Commercialization of the human microbiome as a drug therapy has already begun. In 2013, patients infected with C. dificile were successfully treated by duodenal infusion of the fecal microbiota of a healthy individual!8 The ability to use patients’ genetic and other molecular information as part of routine medical and perhaps dental care may soon be a reality. With these new discoveries in metagenomics and microbiomics, there will be improved ability to predict which treatments will work best for specific patients. Additionally, there will be better understanding of the underlying mechanisms by which various diseases occur leading to improved approaches to preventing, diagnosing, and treating a wide range of diseases.
Because each individual harbors a unique microbiome that plays a key role in the etiology of disease within the body, disease may manifest and progress differently among different individuals, making precision medicine imperative for optimal health care. With this new knowledge, the focus of the new periodontal disease classification became one that is more biologically based, embracing the concept of Precision Medicine; one that encompasses both Microbial Dysbiosis and a Hyperinflammatory Host Response.

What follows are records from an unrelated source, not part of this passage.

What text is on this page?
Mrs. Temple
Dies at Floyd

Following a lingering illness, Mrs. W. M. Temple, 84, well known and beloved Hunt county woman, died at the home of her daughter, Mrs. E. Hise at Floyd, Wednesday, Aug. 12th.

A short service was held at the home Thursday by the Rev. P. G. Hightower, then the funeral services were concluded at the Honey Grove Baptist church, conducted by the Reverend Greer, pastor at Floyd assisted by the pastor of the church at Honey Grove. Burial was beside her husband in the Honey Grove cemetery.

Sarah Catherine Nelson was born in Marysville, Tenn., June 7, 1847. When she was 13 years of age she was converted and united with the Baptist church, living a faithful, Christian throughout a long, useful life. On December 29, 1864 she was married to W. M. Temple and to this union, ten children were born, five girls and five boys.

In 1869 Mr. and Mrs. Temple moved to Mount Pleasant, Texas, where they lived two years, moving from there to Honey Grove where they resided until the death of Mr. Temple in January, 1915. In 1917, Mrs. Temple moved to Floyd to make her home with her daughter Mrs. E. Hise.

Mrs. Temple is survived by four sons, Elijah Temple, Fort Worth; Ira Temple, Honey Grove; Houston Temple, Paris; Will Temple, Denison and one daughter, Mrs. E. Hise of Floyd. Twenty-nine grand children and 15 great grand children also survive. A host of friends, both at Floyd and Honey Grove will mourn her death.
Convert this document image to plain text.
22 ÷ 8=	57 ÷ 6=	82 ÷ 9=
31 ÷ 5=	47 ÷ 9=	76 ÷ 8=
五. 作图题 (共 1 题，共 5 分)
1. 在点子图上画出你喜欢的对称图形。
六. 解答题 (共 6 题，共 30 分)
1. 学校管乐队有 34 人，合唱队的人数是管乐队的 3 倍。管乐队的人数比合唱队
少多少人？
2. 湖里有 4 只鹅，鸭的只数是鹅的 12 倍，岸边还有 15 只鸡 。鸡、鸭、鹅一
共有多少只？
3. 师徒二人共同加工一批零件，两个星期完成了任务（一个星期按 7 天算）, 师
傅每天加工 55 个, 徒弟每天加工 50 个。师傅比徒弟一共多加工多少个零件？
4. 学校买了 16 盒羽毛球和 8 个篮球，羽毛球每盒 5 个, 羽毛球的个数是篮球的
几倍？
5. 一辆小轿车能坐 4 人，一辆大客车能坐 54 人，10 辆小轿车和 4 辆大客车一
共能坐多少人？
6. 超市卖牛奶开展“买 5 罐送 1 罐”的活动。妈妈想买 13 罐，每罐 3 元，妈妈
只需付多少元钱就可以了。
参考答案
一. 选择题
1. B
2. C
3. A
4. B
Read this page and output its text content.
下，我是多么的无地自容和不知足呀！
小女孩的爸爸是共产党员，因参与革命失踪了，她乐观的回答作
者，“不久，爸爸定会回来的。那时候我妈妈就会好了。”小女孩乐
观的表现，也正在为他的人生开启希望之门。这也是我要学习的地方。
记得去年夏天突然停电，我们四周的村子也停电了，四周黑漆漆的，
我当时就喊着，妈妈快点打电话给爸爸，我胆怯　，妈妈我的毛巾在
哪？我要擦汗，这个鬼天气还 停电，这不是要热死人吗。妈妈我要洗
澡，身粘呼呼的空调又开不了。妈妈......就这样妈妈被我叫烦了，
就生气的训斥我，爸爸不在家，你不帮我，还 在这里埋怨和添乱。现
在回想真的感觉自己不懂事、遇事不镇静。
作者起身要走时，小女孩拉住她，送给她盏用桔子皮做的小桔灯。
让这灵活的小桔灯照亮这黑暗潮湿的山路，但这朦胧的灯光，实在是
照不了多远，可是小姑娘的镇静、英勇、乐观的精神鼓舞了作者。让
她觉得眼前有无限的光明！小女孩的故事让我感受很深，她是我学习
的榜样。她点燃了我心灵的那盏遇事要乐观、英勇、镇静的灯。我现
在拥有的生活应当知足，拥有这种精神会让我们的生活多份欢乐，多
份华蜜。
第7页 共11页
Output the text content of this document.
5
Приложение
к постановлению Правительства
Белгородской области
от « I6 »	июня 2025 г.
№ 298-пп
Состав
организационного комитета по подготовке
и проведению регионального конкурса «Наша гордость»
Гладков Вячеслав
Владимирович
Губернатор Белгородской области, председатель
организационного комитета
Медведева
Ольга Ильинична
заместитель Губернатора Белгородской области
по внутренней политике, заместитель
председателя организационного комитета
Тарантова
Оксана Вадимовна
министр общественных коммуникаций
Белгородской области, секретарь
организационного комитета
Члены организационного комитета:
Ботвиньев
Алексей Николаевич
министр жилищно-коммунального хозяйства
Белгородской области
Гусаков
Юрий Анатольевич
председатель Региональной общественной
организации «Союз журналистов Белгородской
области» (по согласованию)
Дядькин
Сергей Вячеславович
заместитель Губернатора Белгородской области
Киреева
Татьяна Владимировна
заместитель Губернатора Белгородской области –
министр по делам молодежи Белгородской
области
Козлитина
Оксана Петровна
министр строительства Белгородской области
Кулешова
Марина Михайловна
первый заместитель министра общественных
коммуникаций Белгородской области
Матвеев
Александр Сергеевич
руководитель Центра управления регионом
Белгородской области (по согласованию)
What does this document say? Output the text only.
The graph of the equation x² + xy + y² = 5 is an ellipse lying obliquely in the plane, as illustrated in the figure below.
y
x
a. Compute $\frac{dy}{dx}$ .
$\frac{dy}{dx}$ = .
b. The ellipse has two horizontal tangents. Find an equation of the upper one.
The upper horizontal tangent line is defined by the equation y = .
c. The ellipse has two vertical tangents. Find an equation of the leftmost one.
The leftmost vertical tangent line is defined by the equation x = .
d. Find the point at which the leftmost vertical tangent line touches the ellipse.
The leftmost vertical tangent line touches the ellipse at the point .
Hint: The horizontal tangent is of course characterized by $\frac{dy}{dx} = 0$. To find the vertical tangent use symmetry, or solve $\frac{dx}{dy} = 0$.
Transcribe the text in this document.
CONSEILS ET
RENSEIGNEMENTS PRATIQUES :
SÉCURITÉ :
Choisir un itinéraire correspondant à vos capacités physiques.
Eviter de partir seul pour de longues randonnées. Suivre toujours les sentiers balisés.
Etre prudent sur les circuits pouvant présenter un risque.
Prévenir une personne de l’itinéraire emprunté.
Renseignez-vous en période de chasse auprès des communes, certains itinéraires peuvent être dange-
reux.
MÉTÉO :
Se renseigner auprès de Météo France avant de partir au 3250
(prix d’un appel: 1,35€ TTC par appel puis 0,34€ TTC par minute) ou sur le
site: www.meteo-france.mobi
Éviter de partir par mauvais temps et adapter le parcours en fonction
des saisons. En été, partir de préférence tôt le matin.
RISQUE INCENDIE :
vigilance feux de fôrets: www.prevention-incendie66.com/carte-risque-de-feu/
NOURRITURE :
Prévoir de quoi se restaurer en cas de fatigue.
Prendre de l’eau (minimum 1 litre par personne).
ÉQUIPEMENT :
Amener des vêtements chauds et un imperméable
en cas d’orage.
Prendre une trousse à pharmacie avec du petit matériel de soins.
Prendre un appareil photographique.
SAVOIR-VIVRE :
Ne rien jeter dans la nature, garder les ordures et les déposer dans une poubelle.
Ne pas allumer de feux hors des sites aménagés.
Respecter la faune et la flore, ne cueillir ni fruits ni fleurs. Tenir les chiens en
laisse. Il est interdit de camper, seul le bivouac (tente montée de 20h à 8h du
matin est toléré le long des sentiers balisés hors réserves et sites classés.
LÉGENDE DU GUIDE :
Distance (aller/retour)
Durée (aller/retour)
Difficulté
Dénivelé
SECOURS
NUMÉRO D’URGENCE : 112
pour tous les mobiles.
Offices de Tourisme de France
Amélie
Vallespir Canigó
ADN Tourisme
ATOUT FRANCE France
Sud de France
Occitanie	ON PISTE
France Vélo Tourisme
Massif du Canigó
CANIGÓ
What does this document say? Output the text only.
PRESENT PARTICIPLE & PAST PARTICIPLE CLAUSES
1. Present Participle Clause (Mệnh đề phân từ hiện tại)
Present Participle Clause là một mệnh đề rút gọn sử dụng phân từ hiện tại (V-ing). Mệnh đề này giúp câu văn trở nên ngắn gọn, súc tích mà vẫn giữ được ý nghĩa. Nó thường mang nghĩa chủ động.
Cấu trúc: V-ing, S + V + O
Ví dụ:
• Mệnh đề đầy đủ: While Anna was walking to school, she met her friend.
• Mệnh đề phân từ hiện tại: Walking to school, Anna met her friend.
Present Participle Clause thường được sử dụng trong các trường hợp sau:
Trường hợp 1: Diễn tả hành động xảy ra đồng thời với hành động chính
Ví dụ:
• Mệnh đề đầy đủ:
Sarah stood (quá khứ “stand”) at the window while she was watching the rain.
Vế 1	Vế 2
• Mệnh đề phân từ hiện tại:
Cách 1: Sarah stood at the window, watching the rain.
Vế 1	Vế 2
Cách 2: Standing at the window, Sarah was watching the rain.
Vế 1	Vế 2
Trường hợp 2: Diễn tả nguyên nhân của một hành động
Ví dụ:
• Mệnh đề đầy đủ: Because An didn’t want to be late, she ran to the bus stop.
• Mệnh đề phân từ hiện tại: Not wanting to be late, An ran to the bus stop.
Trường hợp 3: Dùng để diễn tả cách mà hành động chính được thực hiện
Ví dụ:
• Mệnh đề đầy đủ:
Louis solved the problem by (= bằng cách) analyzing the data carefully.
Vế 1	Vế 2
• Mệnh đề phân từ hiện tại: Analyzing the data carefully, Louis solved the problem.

With this model in mind, the concept of creating more individualized patient case definitions came to fruition. Using the medical model of staging and grading, the authors of the new classification were able to combine some of the factors typically used in disease determination such as severity, extent, rate of progression, risk factors, etc. to create a method of more specifically defining individual cases. This system will be discussed in further depth under 5(b) Periodontitis.